Anyway one summer when I was in my mid-teens I was in the yard shooting at cans with a pellet rifle and thunderstorms began to roll in. This area of Ohio (Akron-Canton , in the Portage lakes region – basically the northeastern quarter of the state) was prone to violent thunderstorms and even hail in the summers. My grandfather asked me to stop shooting and come up on the porch but I resisted, asking him if I could wait until the rain actually arrived. My Grandfather got cross and told me to come on up before I got hit by lightning, then joked about me with a lightning rod (the gun) in my hands. When I kept arguing he complained that the gun would rust what with the moisture and insisted I come up onto the porch, but allowed that I could continue shooting from the porch if I moved the targets in closer, which I then did.

The rest of the family was sitting around on the porch and I took a seat and started shooting as the thunderstorm rolled in. It was a powerful storm and pretty soon it was coming down hard and lightning was cracking, and my grandfather joked again about how I was a lightning rod and was going to get electrocuted. I said something mocking about it and kept shooting.

Suddenly as I lined up another shot a huge bang went off seemingly right at my feet, and I screamed ‘holy SHIT!’ and threw the gun out into the rain, thinking I had just been struck by lightning. My feet also felt burned. Meanwhile everyone on the porch had begun laughing and I came to realize that my grandfather had tossed a lit cherry bomb at my feet as I had been lining up the shot. I had never sworn in front of any of the Ohio relatives before and this was half the joke to them. Meanwhile the old coot had scorched my feet with the damned thing, but even so I also started to laugh. He had gotten me but good.

Another good Grannie story

So I’ve been posting reminisces about my grandparents lately. Here’s one of my favorite ones about Grannie.
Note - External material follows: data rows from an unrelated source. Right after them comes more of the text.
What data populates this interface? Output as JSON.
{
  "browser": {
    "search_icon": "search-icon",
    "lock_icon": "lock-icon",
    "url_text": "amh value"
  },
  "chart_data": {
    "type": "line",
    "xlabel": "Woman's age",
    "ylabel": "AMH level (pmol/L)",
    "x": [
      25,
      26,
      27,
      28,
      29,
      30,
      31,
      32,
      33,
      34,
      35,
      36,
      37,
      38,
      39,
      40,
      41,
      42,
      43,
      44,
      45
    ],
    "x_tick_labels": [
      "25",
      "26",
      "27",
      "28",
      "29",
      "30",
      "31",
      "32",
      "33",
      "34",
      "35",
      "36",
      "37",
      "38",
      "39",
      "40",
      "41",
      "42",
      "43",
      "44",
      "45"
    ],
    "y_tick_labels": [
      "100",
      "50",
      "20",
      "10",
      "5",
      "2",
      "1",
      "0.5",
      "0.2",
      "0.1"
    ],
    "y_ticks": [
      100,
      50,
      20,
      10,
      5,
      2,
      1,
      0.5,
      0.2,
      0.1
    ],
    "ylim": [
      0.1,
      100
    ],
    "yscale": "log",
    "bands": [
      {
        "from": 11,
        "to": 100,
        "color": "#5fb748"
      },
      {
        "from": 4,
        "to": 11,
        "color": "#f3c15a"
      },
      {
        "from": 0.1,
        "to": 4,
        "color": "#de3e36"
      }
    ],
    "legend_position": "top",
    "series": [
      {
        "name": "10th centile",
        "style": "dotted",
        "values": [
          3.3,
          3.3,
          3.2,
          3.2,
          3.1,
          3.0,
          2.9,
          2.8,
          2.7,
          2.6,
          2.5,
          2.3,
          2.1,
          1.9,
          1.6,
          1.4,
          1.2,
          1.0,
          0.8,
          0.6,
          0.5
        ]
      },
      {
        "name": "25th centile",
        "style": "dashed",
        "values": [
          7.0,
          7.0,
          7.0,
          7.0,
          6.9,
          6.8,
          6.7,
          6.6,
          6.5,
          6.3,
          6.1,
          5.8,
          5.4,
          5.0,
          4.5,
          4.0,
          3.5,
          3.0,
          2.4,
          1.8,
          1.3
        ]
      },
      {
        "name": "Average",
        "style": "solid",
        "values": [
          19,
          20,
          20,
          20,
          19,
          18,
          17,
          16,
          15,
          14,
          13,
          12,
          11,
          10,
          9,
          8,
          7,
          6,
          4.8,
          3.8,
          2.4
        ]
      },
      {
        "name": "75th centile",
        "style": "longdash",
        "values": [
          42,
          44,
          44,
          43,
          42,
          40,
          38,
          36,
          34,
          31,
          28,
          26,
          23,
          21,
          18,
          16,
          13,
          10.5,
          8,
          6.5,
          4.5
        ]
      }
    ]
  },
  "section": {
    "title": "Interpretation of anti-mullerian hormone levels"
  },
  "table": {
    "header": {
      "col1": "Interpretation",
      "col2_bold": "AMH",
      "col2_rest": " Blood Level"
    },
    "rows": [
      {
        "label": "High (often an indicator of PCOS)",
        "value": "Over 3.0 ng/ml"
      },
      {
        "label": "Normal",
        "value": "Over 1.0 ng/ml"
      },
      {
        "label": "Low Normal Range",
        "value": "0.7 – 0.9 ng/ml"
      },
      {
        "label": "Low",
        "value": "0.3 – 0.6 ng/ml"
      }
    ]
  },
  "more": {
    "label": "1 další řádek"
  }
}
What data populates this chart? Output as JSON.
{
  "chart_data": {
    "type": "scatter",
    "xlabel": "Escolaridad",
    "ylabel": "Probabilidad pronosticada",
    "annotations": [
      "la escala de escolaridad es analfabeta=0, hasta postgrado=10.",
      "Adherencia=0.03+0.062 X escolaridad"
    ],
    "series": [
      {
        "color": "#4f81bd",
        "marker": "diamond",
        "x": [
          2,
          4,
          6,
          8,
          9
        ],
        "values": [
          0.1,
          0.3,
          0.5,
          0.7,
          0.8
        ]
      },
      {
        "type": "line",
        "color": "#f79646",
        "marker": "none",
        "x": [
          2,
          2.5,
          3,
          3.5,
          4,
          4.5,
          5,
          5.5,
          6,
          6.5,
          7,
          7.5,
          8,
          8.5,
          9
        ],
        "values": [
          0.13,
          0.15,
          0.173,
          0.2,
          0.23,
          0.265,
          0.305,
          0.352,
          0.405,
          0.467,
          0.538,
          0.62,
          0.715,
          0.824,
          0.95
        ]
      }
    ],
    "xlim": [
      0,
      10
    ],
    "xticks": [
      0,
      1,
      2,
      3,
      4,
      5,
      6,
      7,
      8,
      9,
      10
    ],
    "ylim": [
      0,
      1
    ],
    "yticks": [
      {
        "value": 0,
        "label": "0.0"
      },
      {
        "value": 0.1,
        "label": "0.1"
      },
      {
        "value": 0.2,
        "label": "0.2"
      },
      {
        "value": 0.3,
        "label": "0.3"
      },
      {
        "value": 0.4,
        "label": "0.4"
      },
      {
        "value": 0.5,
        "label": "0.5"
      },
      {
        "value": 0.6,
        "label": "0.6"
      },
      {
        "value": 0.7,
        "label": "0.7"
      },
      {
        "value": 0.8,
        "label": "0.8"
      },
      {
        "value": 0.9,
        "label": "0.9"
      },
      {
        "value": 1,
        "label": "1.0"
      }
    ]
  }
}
A couple of years ago I moved to Saratoga Springs NY, and shortly after I went to a family barbecue at my Aunt Melissa and Uncle Danny’s house, and Grannie was there. It was one of the few times I had seen her in years and years. At one point most folks went outside – I think the kids were roasting marshmallows or something – but in any case Grannie stayed inside and I sat there shooting the breeze with her, trying to get a sense of what she was doing those days. The fact that she was still driving came up, and given her age it was a little surprising, and I said so. She got a twinkle in her eye in response and said ‘yes, and I don’t use the brakes!’ I gradually got out of her that she would leave her house, head to her hairdressers, which was down a steep hill, and try not to use the brakes on her car because she enjoyed zooming as fast as gravity would take her down the hill.

!!!

I thought this was pretty funny. Picture a woman in her 80’s with a grin on her face zooming down a hill and maybe you’ll see the humor. But I also think it speaks to something I said about Grannie in one of my other stories about her – she was still enjoying life, and getting a kick out of it, at her age, something which is often not true of the very elderly.